File for USCIS pre-approval I-600A:
This takes place after homestudy approval
Approval from the United States Citizenship and Immigration Services (USCIS) is required in order to bring a child from another country into the U.S. as an immediate relative
Receive a Referral
Upon receiving a child referral, families will also receive photos of the child, all the medical information sent to Holt, a child study explaining how the child came into care — including information about why adoption is necessary for the child — and information on the child's development since coming into care. Families will have an opportunity to review the child material thoroughly. Holt strongly recommends that families consult a pediatrician familiar with international adoption to review the child's medical and social history. If you or your doctor has questions about the child material, the Korea team is able to work with our partner agency in Korea to find answers to any questions you may have.
If you accept the child referral, you will be provided with a several documents to make your acceptance formal.
Legal Process begins to bring your child home
The legal process to bring your child home begins once your initial acceptance paperwork is received in Korea.

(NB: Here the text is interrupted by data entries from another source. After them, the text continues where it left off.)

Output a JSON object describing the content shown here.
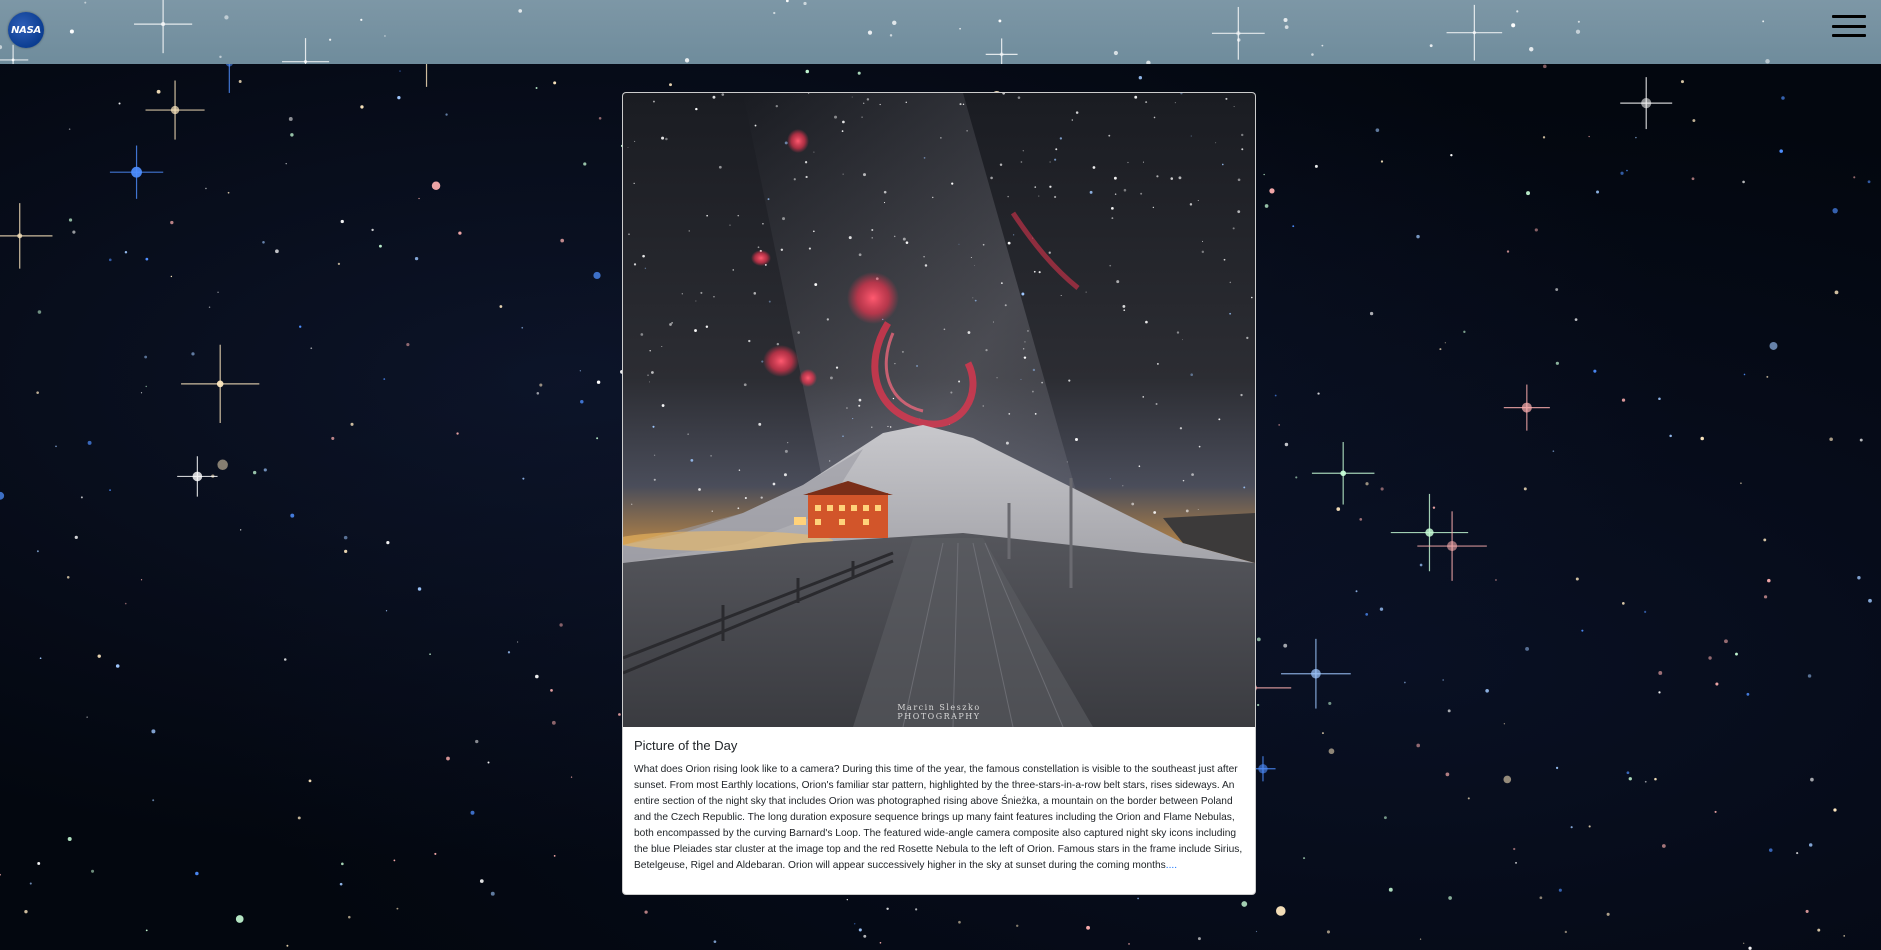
{
  "header": {
    "logo": {
      "text": "NASA",
      "icon": "nasa-logo-icon",
      "color": "#0b3d91"
    },
    "menu": {
      "icon": "hamburger-menu-icon"
    }
  },
  "card": {
    "image": {
      "alt": "Orion rising above Śnieżka",
      "credit_line1": "Marcin Sleszko",
      "credit_line2": "PHOTOGRAPHY"
    },
    "title": "Picture of the Day",
    "text": "What does Orion rising look like to a camera? During this time of the year, the famous constellation is visible to the southeast just after sunset. From most Earthly locations, Orion's familiar star pattern, highlighted by the three-stars-in-a-row belt stars, rises sideways. An entire section of the night sky that includes Orion was photographed rising above Śnieżka, a mountain on the border between Poland and the Czech Republic. The long duration exposure sequence brings up many faint features including the Orion and Flame Nebulas, both encompassed by the curving Barnard's Loop. The featured wide-angle camera composite also captured night sky icons including the blue Pleiades star cluster at the image top and the red Rosette Nebula to the left of Orion. Famous stars in the frame include Sirius, Betelgeuse, Rigel and Aldebaran. Orion will appear successively higher in the sky at sunset during the coming months",
    "read_more": "...."
  },
  "colors": {
    "header_bg": "#7d97a6",
    "page_bg": "#03070f",
    "link": "#0d6efd",
    "nebula_red": "#e8344e"
  }
}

Overall this process takes approximately 12-18 months.
Complete a dossier
Holt Korea will request that families complete a dossier. Once this is completed the dossier will be sent to Korea to be translated and prepared to be submitted to obtain an Emigration Permit (EP) for your child.
After you are matched with a child, Holt Korea will send us your child’s legal documents and you will file for I-600 with USCIS.
Emigration Permit (EP) Approval
Once your child’s EP is approved, your case will be forwarded to the Korean Courts. You will be informed when your case has been submitted to court.
Once an appearance date has been scheduled you will be contacted to begin making arrangements for your first trip to Korea. The presence of both adoptive parents at the court is required. This trip is in average of 7 days.
Courts Issue Final Decree
After the hearing, the court in Korea will issue its final ruling on your case. Once the final decree is received, you will be contacted to begin making arrangements for your second trip to Korea. On average, the time between the 1st and 2nd trip is 4 to 5 weeks.
You will attend the Visa Interview during your second trip. Once the U.S. Embassy has issued your child’s visa, typically 48 hours after your interview, you may return to the United States with your child. This trip is an average of 5 days.
Post Placement Visits
After your child's arrival home, you will be contacted by the social worker who did your home study to set up post-placement visits. The Korean Government requires a minimum of six visits to occur during your first year home with your child — at one, two, three, six, nine and 12 months. Additional visits may be required by your state of residence.
Citizenship & Re-finalization
Because the adoption is made final by the Korean Family court, children arrive home on an IR3 Visa and they will receive automatic citizenship. Families should receive their Certificate of Citizenship (COC) directly after their arrival. We recommend families re-finalize the adoption to change the legal name of their child and have the COC re-issued or amended with the child’s new legal name.
Your direct social worker and homestudy agency will assist you in the process of re-finalization as legal requirements vary from state to state.